The New Boy review – an ambitious undertaking by… | Little White Lies

The New Boy review – an ambitious undertaking by one of Australia’s best

12 Mar 2024 / Released: 15 Mar 2024

Words by Charles Bramesco

Directed by Warwick Thornton

Starring Aswan Reid and Cate Blanchett

Two figures, one hooded in a dark cloak, embracing a woman wearing a light-coloured dress. Dark background.
Two figures, one hooded in a dark cloak, embracing a woman wearing a light-coloured dress. Dark background.
4

Anticipation.

Cate Blanchett teams up with one of Australia’s best writer-directors for this desert-bound fable.

3

Enjoyment.

Strong performances, big ideas, but some elements work better than others.

3

In Retrospect.

Memorable for its superbly expressive central turn by Aswan Reid.

A young arrival at an Australian nunnery begins to exhibit unusual powers in Warwick Thornton’s fantastical drama.

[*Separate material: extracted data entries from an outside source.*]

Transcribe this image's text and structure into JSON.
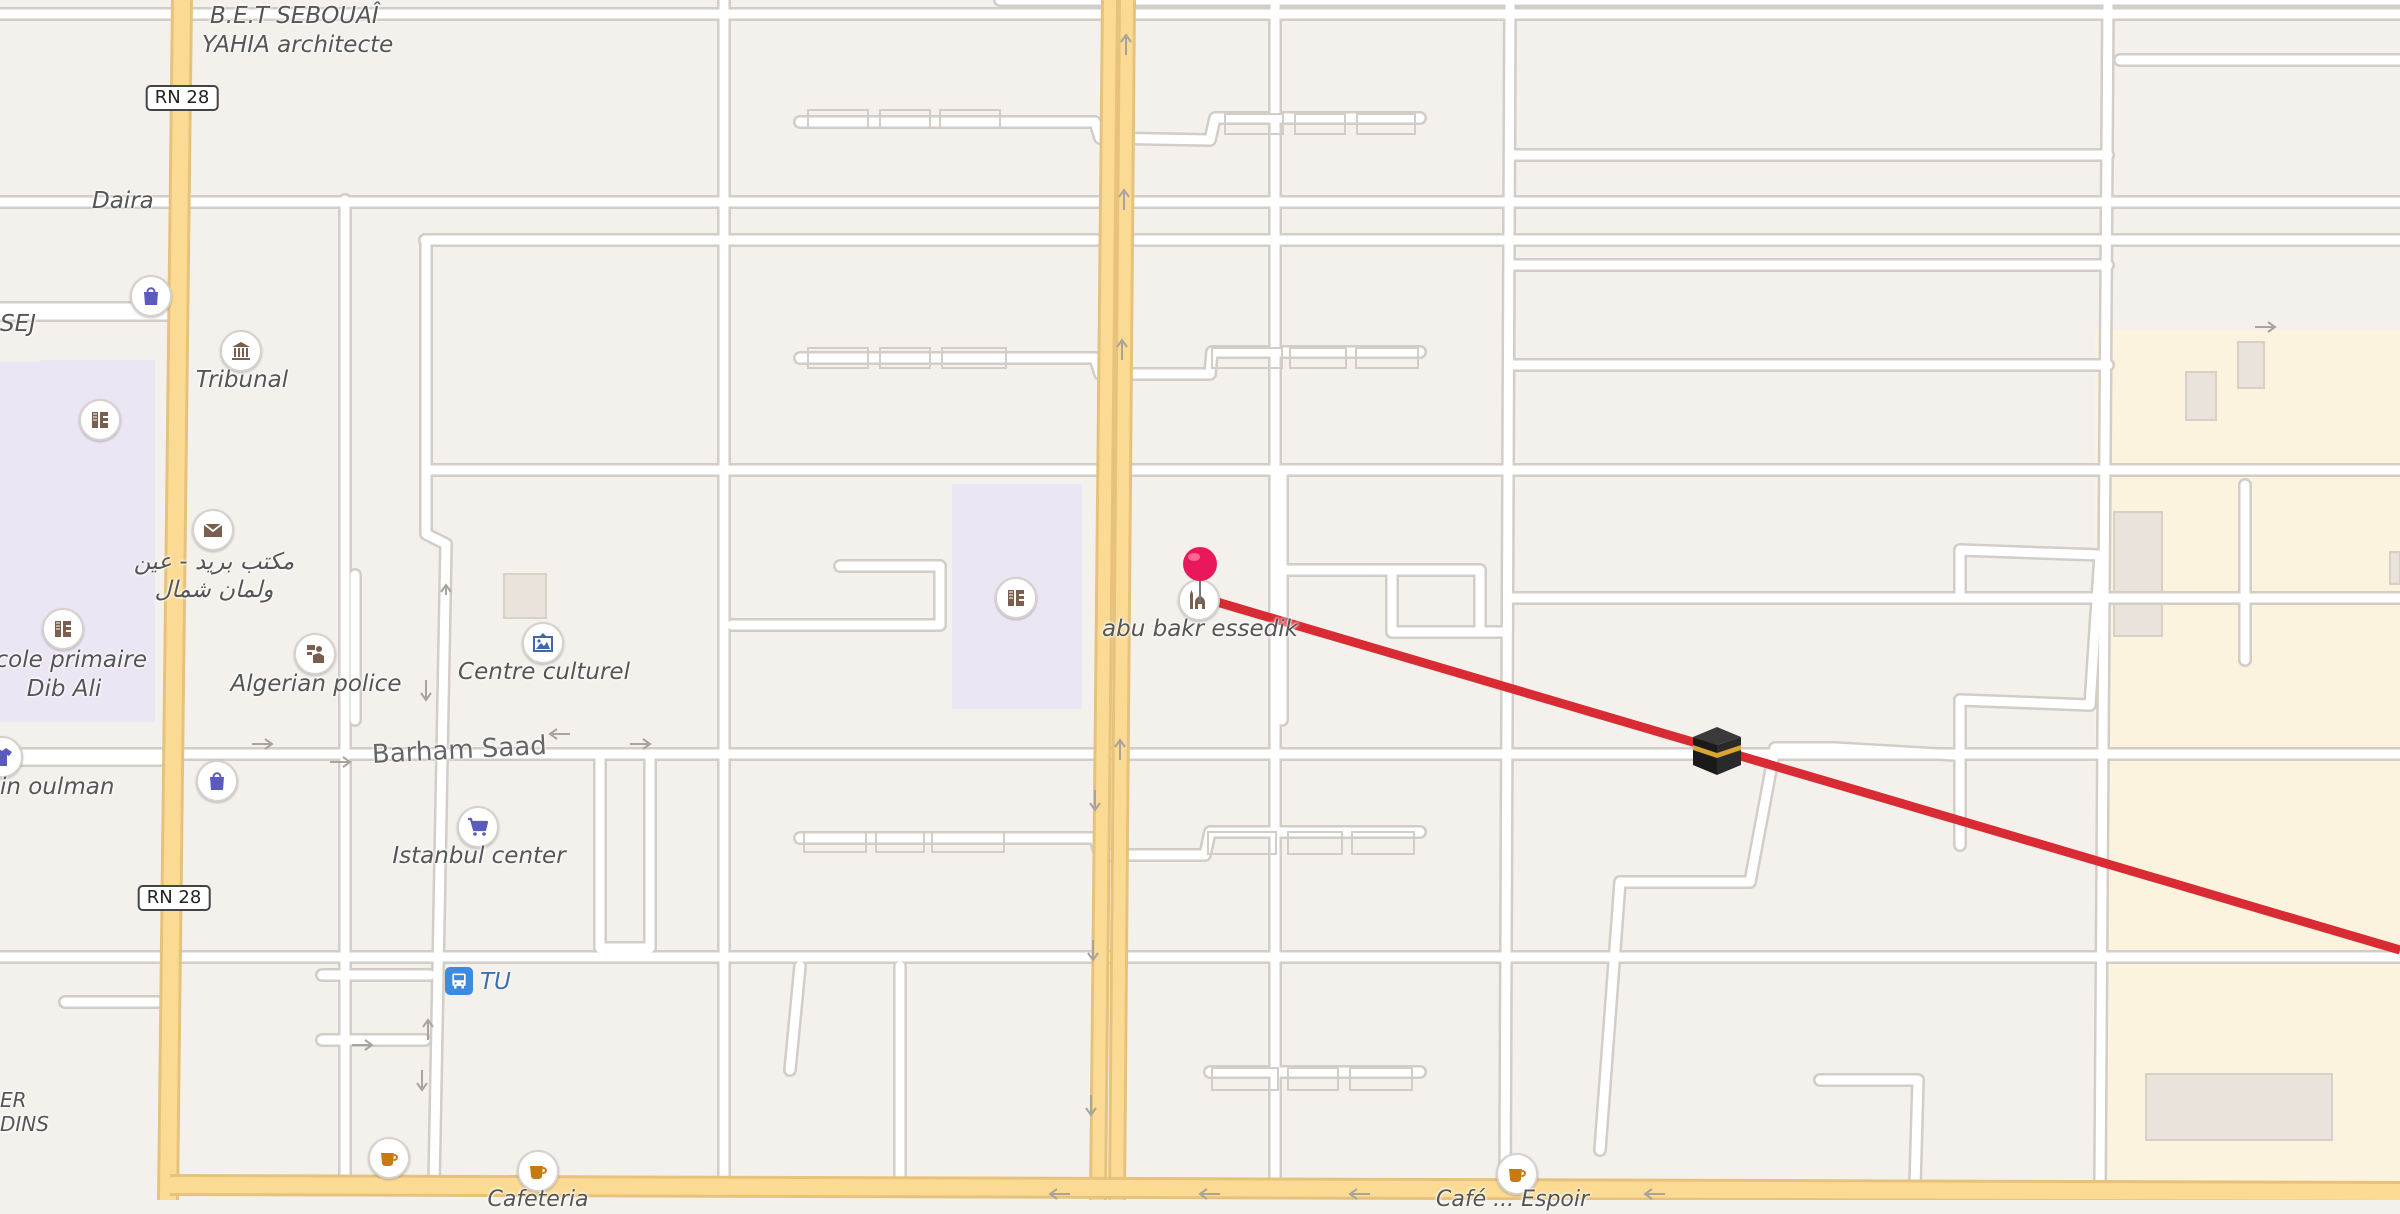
{
  "colors": {
    "background": "#f4f1ec",
    "road_main": "#fbdb94",
    "road_main_casing": "#e7c27c",
    "road_minor": "#ffffff",
    "road_minor_casing": "#d2cdc7",
    "education_area": "#ece6f4",
    "yellow_area": "#fbf3dd",
    "building": "#e9e3dc",
    "route_line": "#d92b34",
    "pin": "#e8185a"
  },
  "labels": {
    "bet": "B.E.T SEBOUAÎ",
    "architect": "YAHIA architecte",
    "daira": "Daira",
    "sej": "SEJ",
    "tribunal": "Tribunal",
    "post_ar_1": "مكتب بريد - عين",
    "post_ar_2": "ولمان شمال",
    "ecole_1": "Ecole primaire",
    "ecole_2": "Dib Ali",
    "algerian_police": "Algerian police",
    "centre_culturel": "Centre culturel",
    "abu_bakr": "abu bakr essedik",
    "ain_oulman": "in oulman",
    "istanbul": "Istanbul center",
    "tu": "TU",
    "ter": "ER",
    "dins": "DINS",
    "cafeteria": "Cafeteria",
    "cafe_bottom": "Café ... Espoir"
  },
  "streets": {
    "barham_saad": "Barham Saad"
  },
  "shields": {
    "rn28_top": "RN 28",
    "rn28_bottom": "RN 28"
  },
  "icons": {
    "shop": "shopping-bag-icon",
    "courthouse": "courthouse-icon",
    "school": "school-icon",
    "post": "envelope-icon",
    "police": "police-icon",
    "culture": "art-gallery-icon",
    "mosque": "mosque-icon",
    "supermarket": "shopping-cart-icon",
    "cafe": "coffee-cup-icon",
    "bus": "bus-icon",
    "destination": "kaaba-icon",
    "location": "location-pin-icon"
  }
}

Curiously muscular for a four-foot-something nine-year-old, his steely eyes poking out from under sun-bleached sandy tresses, newcomer Aswan Reid cuts a striking figure as a nameless Aboriginal child who may or may not be the earthly reincarnation of Jesus Christ in the latest film from Warwick Thornton. We’re in the thick of World War Two, though at the Outback nunnery overseen by Sister Eileen (Cate Blanchett), they feel the fighting less than its attendant austerity. The kid referred to by the title phrase came to this remote outpost as captured chattel, but there’s an Edenic quality of mercy in their dutiful day-to-day.

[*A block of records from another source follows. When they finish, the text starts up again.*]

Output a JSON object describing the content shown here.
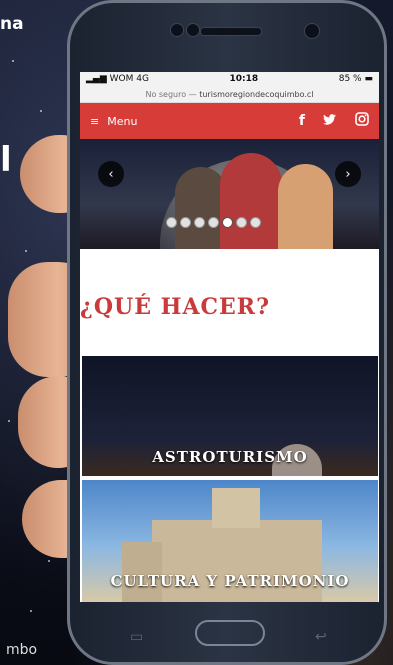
{
  "background": {
    "top_text": "na",
    "side_text": "l",
    "bottom_text": "mbo"
  },
  "status_bar": {
    "carrier": "WOM",
    "network": "4G",
    "time": "10:18",
    "battery": "85 %"
  },
  "url_bar": {
    "security": "No seguro —",
    "domain": "turismoregiondecoquimbo.cl"
  },
  "header": {
    "menu_icon": "≡",
    "menu_label": "Menu",
    "social": [
      {
        "name": "facebook-icon",
        "glyph": "f"
      },
      {
        "name": "twitter-icon",
        "glyph": "🐦"
      },
      {
        "name": "instagram-icon",
        "glyph": "◙"
      }
    ],
    "color": "#d83c38"
  },
  "slider": {
    "prev_icon": "‹",
    "next_icon": "›",
    "dots": 7,
    "active_dot": 4
  },
  "section": {
    "title": "¿QUÉ HACER?"
  },
  "cards": [
    {
      "label": "ASTROTURISMO"
    },
    {
      "label": "CULTURA Y PATRIMONIO"
    }
  ]
}
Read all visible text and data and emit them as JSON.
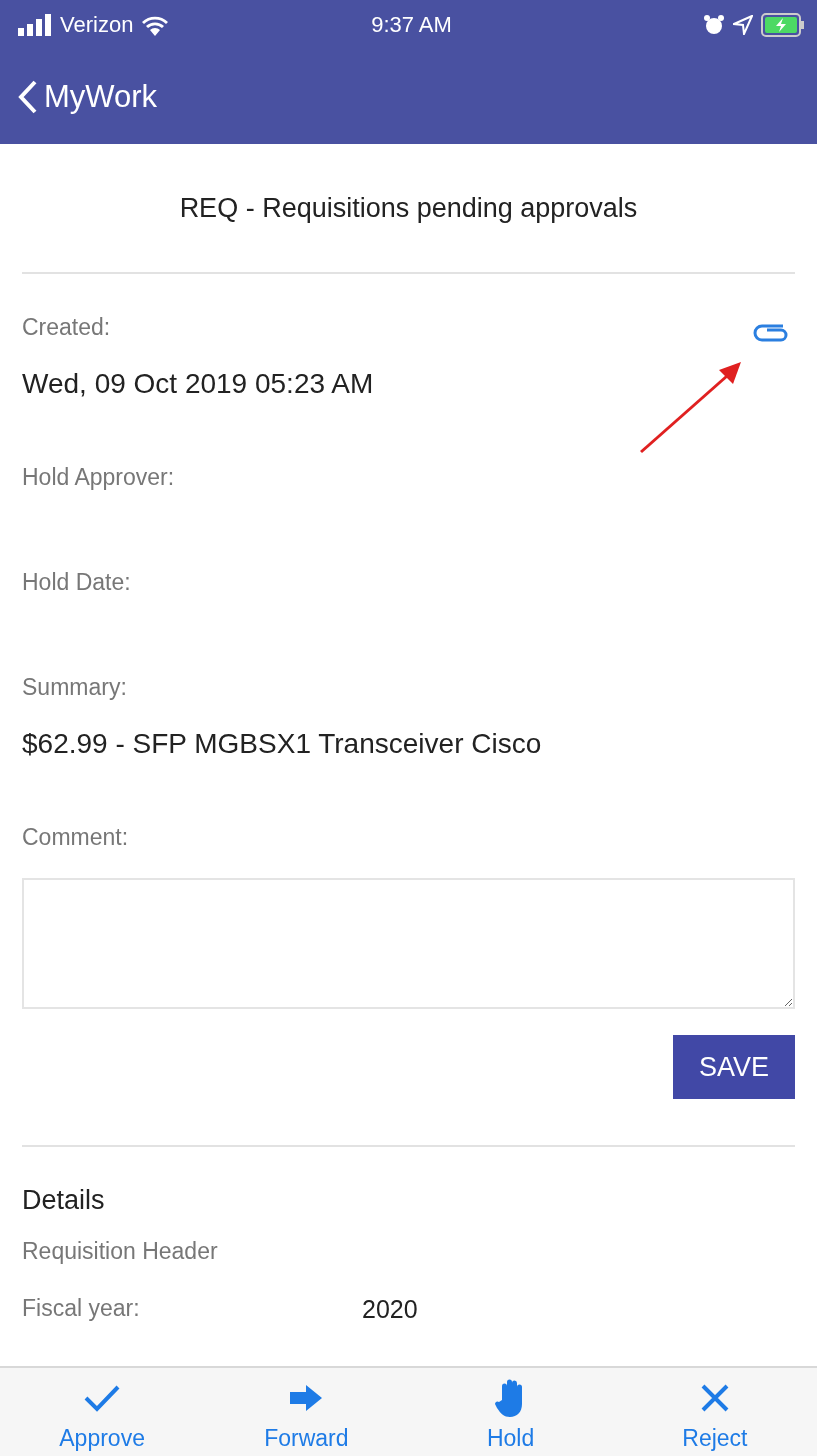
{
  "status_bar": {
    "carrier": "Verizon",
    "time": "9:37 AM"
  },
  "nav_bar": {
    "back_label": "MyWork"
  },
  "title": "REQ - Requisitions pending approvals",
  "fields": [
    {
      "label": "Created:",
      "value": "Wed, 09 Oct 2019 05:23 AM",
      "attachment": true
    },
    {
      "label": "Hold Approver:"
    },
    {
      "label": "Hold Date:"
    },
    {
      "label": "Summary:",
      "value": "$62.99 - SFP MGBSX1 Transceiver Cisco"
    }
  ],
  "comment": {
    "label": "Comment:",
    "save_button": "SAVE"
  },
  "details": {
    "heading": "Details",
    "section": "Requisition Header",
    "rows": [
      {
        "label": "Fiscal year:",
        "value": "2020"
      }
    ]
  },
  "actions": [
    {
      "kind": "approve",
      "label": "Approve"
    },
    {
      "kind": "forward",
      "label": "Forward"
    },
    {
      "kind": "hold",
      "label": "Hold"
    },
    {
      "kind": "reject",
      "label": "Reject"
    }
  ]
}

Our good boy possesses supernatural faith-healing abilities taking the shape of a spark that flits around the air like a glowing gnat, though the film complicates the white inclination to see indigenous peoples as supernatural conduits between the physical and metaphysical planes. His ability to absorb and withstand others’ pain places him closer to saintly than magical, an ambiguous variant of transubstantiation that befits a turbulent religious current.

With a mix of righteous anger and abiding serenity, Thornton terraforms the Wild West of his home nation into a spiritually parched landscape. He also refuses the responsibility of nourishing its inhabitants, making his pint-sized onscreen avatar – in both the secular and sacred senses – a saviour in spite of himself.